Nurse Day is not a time to get rushed to the emergency room.

Dr. Jennifer Fossey, chief medical officer at the National Nurses United (NNU), told ABC News she is confident that the nurses day will be more about the health of the people of the US than it will be about any political agenda.

“There are so many people here, and the health and wellbeing of Americans is so much more important than the political agenda,” she said.

“The nurses day should be a celebration of all Americans, not just those who are political.”‘

We have to make sure that we protect people’The day has been marked by a variety of events, including a call for nurses to call for a boycott of Trump and a call to protect people who have been targeted.

“I think it is important for us to make that call for our fellow nurses and the public to make it clear to people that we have to protect our people,” Fosse said.

“It is our job to protect the people who are our neighbors, the people we work with, our friends and family.”

She also pointed out that nurses are not the only ones who have felt threatened by Trump’s rhetoric.

“In fact, this week we have had a nurse at our office who was assaulted by the president,” she told

“That’s a problem.”

She said the NNU has been working with the FBI, Department of Homeland Security, and other agencies to try to identify the individuals who have harassed nurses and their families.

“We have a group of nurses who have a lot of friends who have died because of Trump,” FOSSE said.

But not everyone agrees with the tone of the protest.

The nurse’s union, the American Nurses Association, is not supporting the nurses protest.

In a statement to ABC News, a spokesperson for the ANA said the nurses union is against any type of protest, but it is up to the American people to make their own decision on how to respond to the recent events.

“Nurses Day is a day for nurses, and it is an important time to honor our commitment to protecting the lives and safety of our colleagues and the American public,” the statement said.

The protest is also likely to raise questions about how nurses will be compensated for the time they are away.

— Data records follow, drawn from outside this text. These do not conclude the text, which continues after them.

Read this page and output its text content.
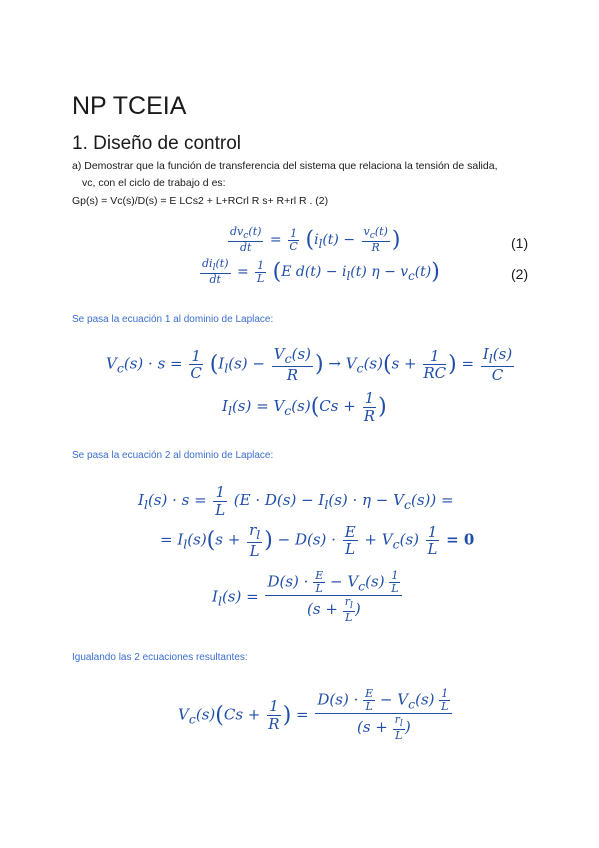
NP TCEIA
1. Diseño de control
a) Demostrar que la función de transferencia del sistema que relaciona la tensión de salida,
vc, con el ciclo de trabajo d es:
Gp(s) = Vc(s)/D(s) = E LCs2 + L+RCrl R s+ R+rl R . (2)
$\frac{dv_c(t)}{dt} = \frac{1}{C} (i_l(t) - \frac{v_c(t)}{R}$ )	(1)
$\frac{di_l(t)}{dt} = \frac{1}{L} (E$ $d(t) - i_l(t) \eta - v_c(t)$)	(2)
Se pasa la ecuación 1 al dominio de Laplace:
$V_c(s) \cdot s = \frac{1}{C} (I_l(s) - \frac{V_c(s)}{R}$ ) → $V_c(s)(s + \frac{1}{RC}$ ) = $\frac{I_l(s)}{C}$
$I_l(s) = V_c(s)(Cs + \frac{1}{R}$ )
Se pasa la ecuación 2 al dominio de Laplace:
$I_l(s) \cdot s = \frac{1}{L} (E \cdot D(s) - I_l(s) \cdot \eta - V_c(s))$ =
= $I_l(s)(s + \frac{r_l}{L}$ ) − $D(s) \cdot \frac{E}{L} + V_c(s) \frac{1}{L} = 0$
$I_l(s) = \frac{D(s) \cdot \frac{E}{L} - V_c(s) \frac{1}{L}}{(s + \frac{r_l}{L} )}$
Igualando las 2 ecuaciones resultantes:
$V_c(s)(Cs + \frac{1}{R}$ ) = $\frac{D(s) \cdot \frac{E}{L} - V_c(s) \frac{1}{L}}{(s + \frac{r_l}{L} )}$
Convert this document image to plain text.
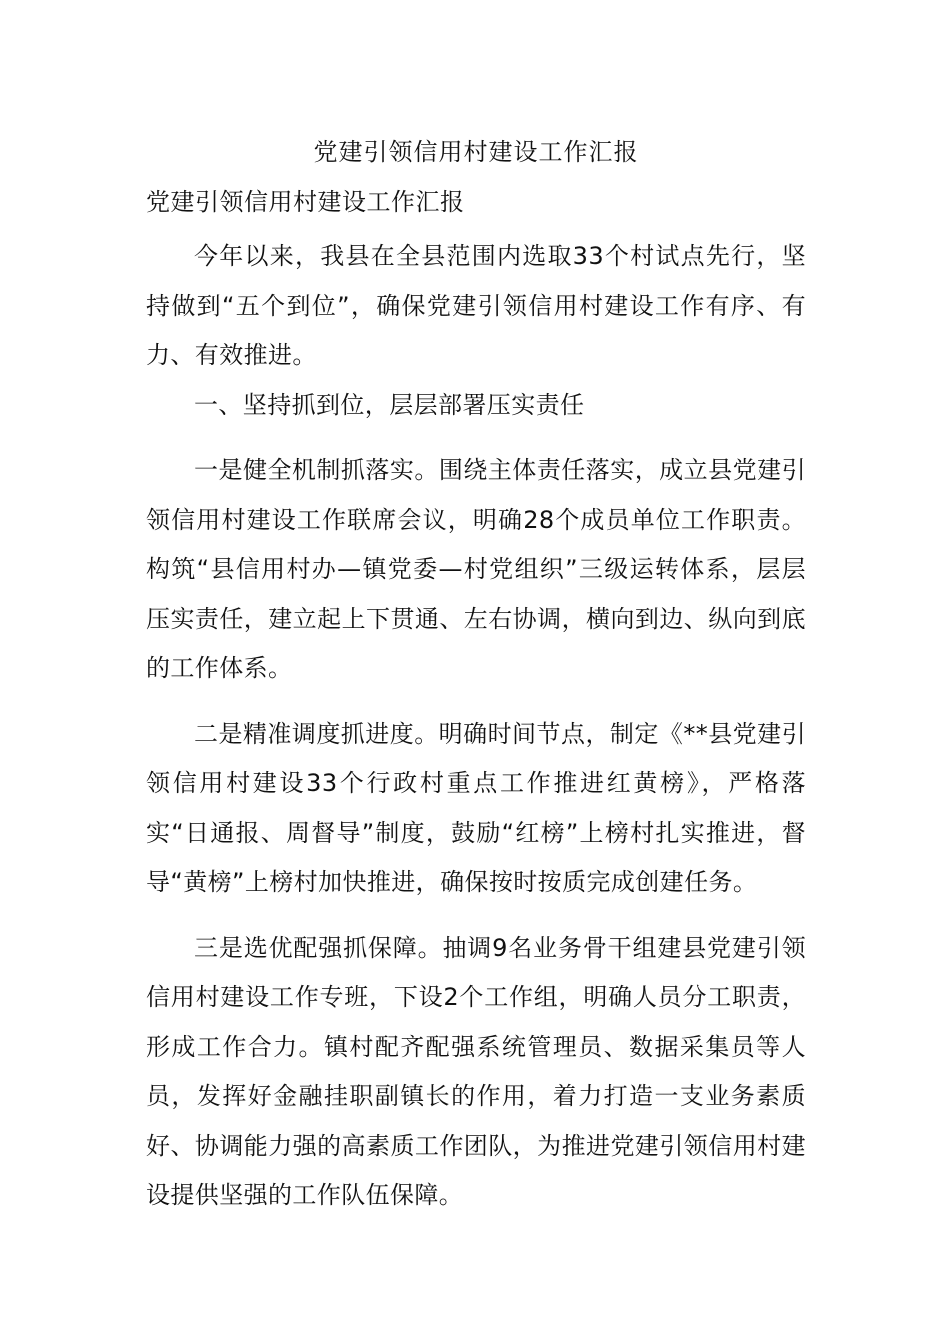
党建引领信用村建设工作汇报

党建引领信用村建设工作汇报

今年以来，我县在全县范围内选取33个村试点先行，坚持做到“五个到位”，确保党建引领信用村建设工作有序、有力、有效推进。

一、坚持抓到位，层层部署压实责任

一是健全机制抓落实。围绕主体责任落实，成立县党建引领信用村建设工作联席会议，明确28个成员单位工作职责。构筑“县信用村办—镇党委—村党组织”三级运转体系，层层压实责任，建立起上下贯通、左右协调，横向到边、纵向到底的工作体系。

二是精准调度抓进度。明确时间节点，制定《**县党建引领信用村建设33个行政村重点工作推进红黄榜》，严格落实“日通报、周督导”制度，鼓励“红榜”上榜村扎实推进，督导“黄榜”上榜村加快推进，确保按时按质完成创建任务。

三是选优配强抓保障。抽调9名业务骨干组建县党建引领信用村建设工作专班，下设2个工作组，明确人员分工职责，形成工作合力。镇村配齐配强系统管理员、数据采集员等人员，发挥好金融挂职副镇长的作用，着力打造一支业务素质好、协调能力强的高素质工作团队，为推进党建引领信用村建设提供坚强的工作队伍保障。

Nurses who have worked for a while will not be paid for the days they are not working, said Dr. Jill L. Davis, a nurse educator at the University of Texas Medical Branch at Galveston.

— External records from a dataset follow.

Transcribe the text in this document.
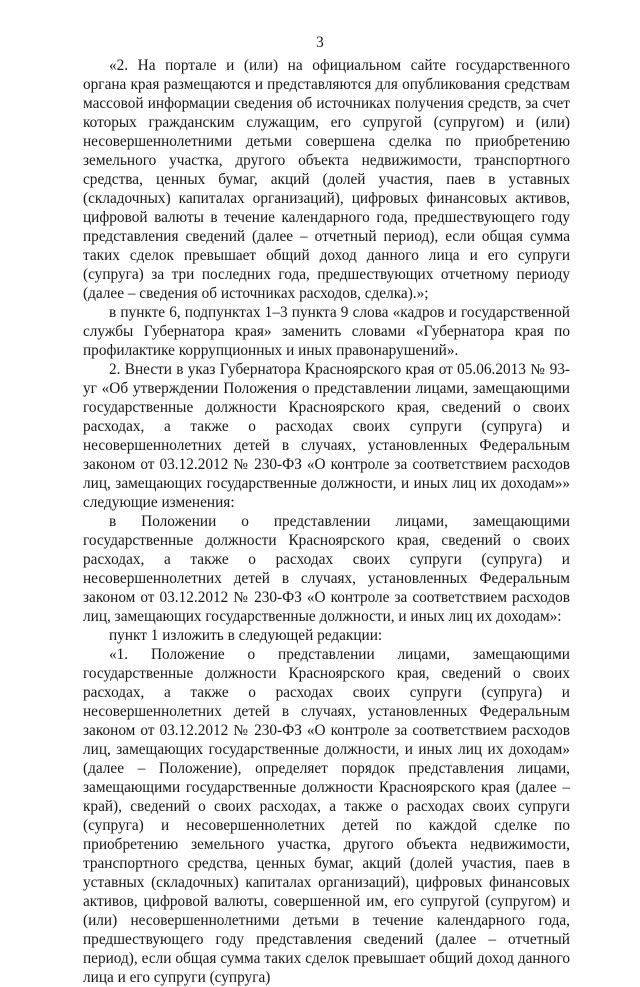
3

«2. На портале и (или) на официальном сайте государственного органа края размещаются и представляются для опубликования средствам массовой информации сведения об источниках получения средств, за счет которых гражданским служащим, его супругой (супругом) и (или) несовершеннолетними детьми совершена сделка по приобретению земельного участка, другого объекта недвижимости, транспортного средства, ценных бумаг, акций (долей участия, паев в уставных (складочных) капиталах организаций), цифровых финансовых активов, цифровой валюты в течение календарного года, предшествующего году представления сведений (далее – отчетный период), если общая сумма таких сделок превышает общий доход данного лица и его супруги (супруга) за три последних года, предшествующих отчетному периоду (далее – сведения об источниках расходов, сделка).»;

в пункте 6, подпунктах 1–3 пункта 9 слова «кадров и государственной службы Губернатора края» заменить словами «Губернатора края по профилактике коррупционных и иных правонарушений».

2. Внести в указ Губернатора Красноярского края от 05.06.2013 № 93-уг «Об утверждении Положения о представлении лицами, замещающими государственные должности Красноярского края, сведений о своих расходах, а также о расходах своих супруги (супруга) и несовершеннолетних детей в случаях, установленных Федеральным законом от 03.12.2012 № 230-ФЗ «О контроле за соответствием расходов лиц, замещающих государственные должности, и иных лиц их доходам»» следующие изменения:

в Положении о представлении лицами, замещающими государственные должности Красноярского края, сведений о своих расходах, а также о расходах своих супруги (супруга) и несовершеннолетних детей в случаях, установленных Федеральным законом от 03.12.2012 № 230-ФЗ «О контроле за соответствием расходов лиц, замещающих государственные должности, и иных лиц их доходам»:

пункт 1 изложить в следующей редакции:

«1. Положение о представлении лицами, замещающими государственные должности Красноярского края, сведений о своих расходах, а также о расходах своих супруги (супруга) и несовершеннолетних детей в случаях, установленных Федеральным законом от 03.12.2012 № 230-ФЗ «О контроле за соответствием расходов лиц, замещающих государственные должности, и иных лиц их доходам» (далее – Положение), определяет порядок представления лицами, замещающими государственные должности Красноярского края (далее – край), сведений о своих расходах, а также о расходах своих супруги (супруга) и несовершеннолетних детей по каждой сделке по приобретению земельного участка, другого объекта недвижимости, транспортного средства, ценных бумаг, акций (долей участия, паев в уставных (складочных) капиталах организаций), цифровых финансовых активов, цифровой валюты, совершенной им, его супругой (супругом) и (или) несовершеннолетними детьми в течение календарного года, предшествующего году представления сведений (далее – отчетный период), если общая сумма таких сделок превышает общий доход данного лица и его супруги (супруга)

Davis told that there is a possibility that the number of nurses and other health care professionals could be increased if the nurses’ strike continues.

“If the nurses and health care workers are going to be on strike, then nurses are going be on a strike,” she explained.

“If they are going away and going home, then health care providers will be out of work.

And that’s a real problem.”ABC News’ Anna Coughlin contributed to this report.